The following graph shows, for three different models, the validation error over time (measured in episodes) during meta-training. The sgdstore model clearly does the best, but the LSTM catches up after way more training. The vanilla RNN (which is used as a controller for sgdstore), does terribly on its own. I will update the graph after I have run the sgdstore model for longer.
Training in this experiment was done with batch sizes of 64 and a step size of 0.0003. It is likely that hyper-parameter tuning would result in much better results. I discovered in the 15-class task that batches of 16 work much better in terms of data efficiency. I have yet to test larger step sizes, but I bet that will help too.

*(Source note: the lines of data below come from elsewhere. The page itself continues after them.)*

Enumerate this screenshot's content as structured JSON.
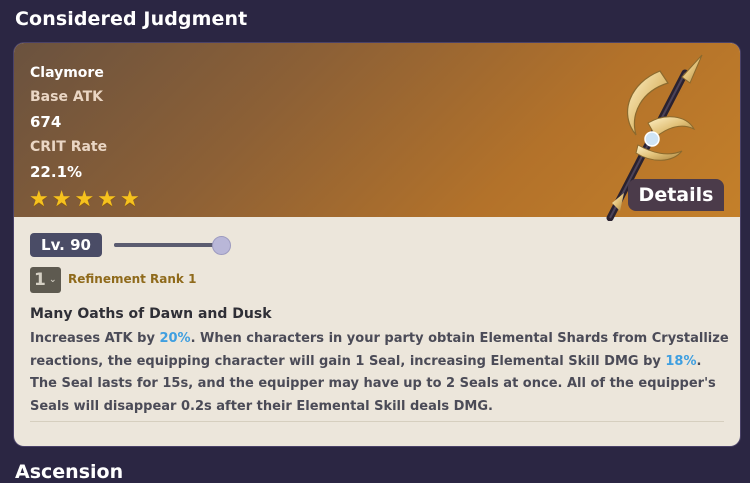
{
  "page": {
    "title": "Considered Judgment",
    "next_section": "Ascension"
  },
  "weapon": {
    "type": "Claymore",
    "stats": [
      {
        "label": "Base ATK",
        "value": "674"
      },
      {
        "label": "CRIT Rate",
        "value": "22.1%"
      }
    ],
    "rarity_stars": 5,
    "details_label": "Details",
    "weapon_icon": "claymore-weapon-icon"
  },
  "level": {
    "label": "Lv. 90",
    "fraction": 1.0
  },
  "refinement": {
    "selected": "1",
    "label": "Refinement Rank 1"
  },
  "passive": {
    "name": "Many Oaths of Dawn and Dusk",
    "desc_1": "Increases ATK by ",
    "hl_1": "20%",
    "desc_2": ". When characters in your party obtain Elemental Shards from Crystallize reactions, the equipping character will gain 1 Seal, increasing Elemental Skill DMG by ",
    "hl_2": "18%",
    "desc_3": ". The Seal lasts for 15s, and the equipper may have up to 2 Seals at once. All of the equipper's Seals will disappear 0.2s after their Elemental Skill deals DMG."
  },
  "colors": {
    "background": "#2b2643",
    "card": "#ece6db",
    "star": "#f6c21d",
    "highlight": "#3f9fe0",
    "refine_text": "#8f6a1b"
  }
}
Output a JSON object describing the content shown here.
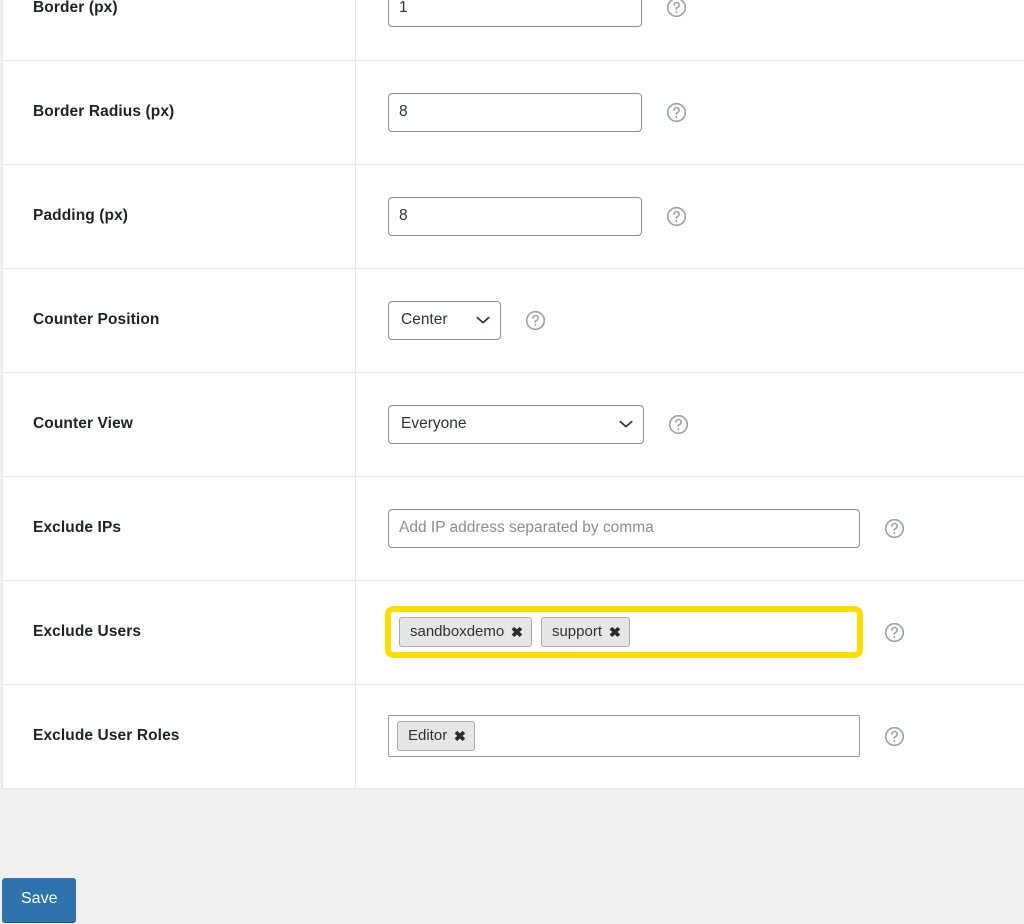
{
  "colors": {
    "accent_blue": "#2e73ae",
    "highlight_yellow": "#ffdd00",
    "page_background": "#f0f0f1",
    "label_text": "#1d2327",
    "input_border": "#8c8f94"
  },
  "settings_rows": [
    {
      "label": "Border (px)",
      "control": "text",
      "value": "1",
      "placeholder": "",
      "help": "help-icon"
    },
    {
      "label": "Border Radius (px)",
      "control": "text",
      "value": "8",
      "placeholder": "",
      "help": "help-icon"
    },
    {
      "label": "Padding (px)",
      "control": "text",
      "value": "8",
      "placeholder": "",
      "help": "help-icon"
    },
    {
      "label": "Counter Position",
      "control": "select",
      "value": "Center",
      "help": "help-icon"
    },
    {
      "label": "Counter View",
      "control": "select",
      "value": "Everyone",
      "help": "help-icon"
    },
    {
      "label": "Exclude IPs",
      "control": "text",
      "value": "",
      "placeholder": "Add IP address separated by comma",
      "help": "help-icon"
    },
    {
      "label": "Exclude Users",
      "control": "tokens",
      "tokens": [
        "sandboxdemo",
        "support"
      ],
      "highlighted": true,
      "help": "help-icon"
    },
    {
      "label": "Exclude User Roles",
      "control": "tokens",
      "tokens": [
        "Editor"
      ],
      "highlighted": false,
      "help": "help-icon"
    }
  ],
  "token_remove_glyph": "✖",
  "footer": {
    "save_label": "Save"
  }
}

In this task, the sequences are of length 100 and there are 15 different classes. Here are the accuracy results for the sgdstore model:
Instance 1 | Instance 2 | Instance 3 | Instance 4 | Instance 10 | Instance 11 |
---|---|---|---|---|---|
9.73% | 77.07% | 84.73% | 87.39% | 87.74% | 90.91% |
Here is a plot of training over time. In this case, I used a batch size of 16 and a learning rate of 0.0003. It is clear that the sgdstore model learns an order of magnitude faster than the LSTM, but once again the LSTM does eventually catch up:
The above experiments were with a learning rate of 0.0003. From the following graph, it's clear that the model would learn faster (in the short term) with a learning rate of 0.001:
Also, the memory modules in the above experiments were single-layer MLPs with 256 hidden units and two read heads. By "two read heads", I mean that the controller got to run two samples through the memory network. Here are two variations: one with "deep memory" (two layers of 256 units), another with four read heads. It is clear that deep memory helps in the long run, perhaps just due to the extra capacity:
Here are the accuracy measurements for the "deep memory" model:
Set | 1st | 2nd | 3rd | 10th | 11th |
---|---|---|---|---|---|
Eval | 11.4% | 81.7% | 86.5% | 91.2% | 91.0% |
Train | 13.4% | 88.6% | 92.7% | 95.6% | 96.8% |
I have found that I can get much better LSTM results than the ones reported in Santoro et al.. They stop training after 100,000 episodes, which seems arbitrary (almost like it was chosen to make their model look good, since it learns faster). I don't want to confuse learning speed with model capacity, which Santoro et al. seems to do.
I use two-layer LSTMs with 384 cells per layer. This is likely much more capacity than Santoro et al. allow for their LSTMs. I think it would be unfair not to give LSTMs the benefit of the doubt, even if their learning speeds are a lot worse than memory-augmented neural networks.